For about months in 1979, the Knack was a pop sensation. Its debut album, "Get the Knack", sold 5 million copies, while “My Sharona” blared on car radios throughout the summer. The band’s brash sound and Fab Four affectations seemed to incite Knackmania overnight.
Then, suddenly, it was all over. The records stopped selling, and the girls stopped screaming. The Knack’s strict no-interview and no-TV policy backfired; critics dismissed the band’s Beatlesque packaging as shallow hype and attacked singer-guitarist Doug Fieger for the sexist arrogance of his lyrics. By November 1980 the Knack had fallen apart. Although the band reunited to cut their third album "Round Trip", the Knack gave its final performance at an Acapulco nightclub in December 1981.
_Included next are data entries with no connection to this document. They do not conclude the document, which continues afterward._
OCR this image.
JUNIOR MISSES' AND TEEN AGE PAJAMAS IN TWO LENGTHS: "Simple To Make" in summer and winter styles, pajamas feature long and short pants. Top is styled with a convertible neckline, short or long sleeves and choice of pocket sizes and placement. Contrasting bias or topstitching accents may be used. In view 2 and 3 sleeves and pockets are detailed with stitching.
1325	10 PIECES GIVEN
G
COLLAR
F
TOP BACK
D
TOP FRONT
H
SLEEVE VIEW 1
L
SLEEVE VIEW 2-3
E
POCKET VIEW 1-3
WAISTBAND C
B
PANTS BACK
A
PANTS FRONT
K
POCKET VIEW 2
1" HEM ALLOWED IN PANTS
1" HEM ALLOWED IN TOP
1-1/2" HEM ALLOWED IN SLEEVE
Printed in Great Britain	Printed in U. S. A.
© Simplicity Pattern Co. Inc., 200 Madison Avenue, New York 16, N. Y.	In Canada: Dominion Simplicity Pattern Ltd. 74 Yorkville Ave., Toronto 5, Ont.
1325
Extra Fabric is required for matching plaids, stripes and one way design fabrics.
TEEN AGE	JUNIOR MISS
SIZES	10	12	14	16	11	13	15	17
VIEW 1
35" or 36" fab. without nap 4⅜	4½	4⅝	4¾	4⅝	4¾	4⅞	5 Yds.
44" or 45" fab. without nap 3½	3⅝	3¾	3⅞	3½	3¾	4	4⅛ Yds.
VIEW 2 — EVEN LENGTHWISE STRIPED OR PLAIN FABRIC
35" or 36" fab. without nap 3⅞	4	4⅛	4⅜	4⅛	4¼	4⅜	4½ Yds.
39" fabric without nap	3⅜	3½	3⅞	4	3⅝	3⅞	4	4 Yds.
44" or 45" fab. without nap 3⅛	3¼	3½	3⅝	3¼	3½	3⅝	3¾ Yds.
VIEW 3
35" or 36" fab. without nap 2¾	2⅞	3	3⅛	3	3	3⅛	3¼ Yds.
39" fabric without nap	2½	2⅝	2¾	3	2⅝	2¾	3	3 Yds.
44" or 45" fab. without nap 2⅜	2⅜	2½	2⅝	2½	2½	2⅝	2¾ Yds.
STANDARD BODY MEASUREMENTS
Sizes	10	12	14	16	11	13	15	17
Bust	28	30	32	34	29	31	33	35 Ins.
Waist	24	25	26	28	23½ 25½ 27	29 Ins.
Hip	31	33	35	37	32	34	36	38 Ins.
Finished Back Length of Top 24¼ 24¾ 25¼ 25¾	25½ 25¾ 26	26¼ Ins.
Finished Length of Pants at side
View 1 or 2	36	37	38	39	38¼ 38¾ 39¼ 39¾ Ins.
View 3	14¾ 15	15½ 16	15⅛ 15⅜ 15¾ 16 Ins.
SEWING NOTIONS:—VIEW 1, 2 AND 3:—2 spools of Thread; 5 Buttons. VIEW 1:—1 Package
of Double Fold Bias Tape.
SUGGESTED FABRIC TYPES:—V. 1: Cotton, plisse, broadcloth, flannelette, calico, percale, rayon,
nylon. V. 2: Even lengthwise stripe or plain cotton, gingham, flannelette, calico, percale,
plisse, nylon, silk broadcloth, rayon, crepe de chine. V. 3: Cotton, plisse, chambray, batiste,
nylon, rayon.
Fieger defended the Knack as “a legitimate rock & roll band from the streets of Hollywood. We came up through the club scene and had legitimate songs, real musicianship.” The fatal flaw, he says, was the poisonous, ultimately self-destructive cynicism evident in promotional gambits like the group’s blatant Beatles-on-Ed Sullivan pose in the photograph on the back cover of "Get the Knack".
The Knack reunited in November 1986, to play a benefit for Michele Myers, who had been the first person to book the band for a show in 1978. They continued to play club gigs for the next several years. In July 1989, Billy Ward replaced Bruce Gary as the band's drummer (after a brief interim by Pat Torpey of Mr. Big). In 1990, the Knack signed with Charisma Records and recorded the album "Serious Fun" which was released in February 1991. Lead single "Rocket O' Love" was a top 10 hit on US AOR stations (and a top 30 hit in Canada). The Knack would continue to tour and record, releasing albums such as "Zoom" (1998), "Normal As The Next Guy" (2001), and "Live From The Rock - N - Roll Fun House" (2002).
In 2006, during a performance in Las Vegas, Fieger became disoriented, developing a dull headache, and grasping for the words to the songs that he had written and performed for years. Diagnosed with two brain tumors, Fieger underwent surgery and radiosurgery and returned to performing. However, he still continued to battle brain and lung cancer until his death on February 14, 2010, in Woodland Hills, California, at the age of 57, effectively bringing the band to an end.
Bruce Gary became a producer (archive recordings of Jimi Hendrix and new recordings of The Ventures) and a sideman performing live and on studio sessions with a wide range of artists. Gary died from lymphoma on August 22, 2006, at the age of 55.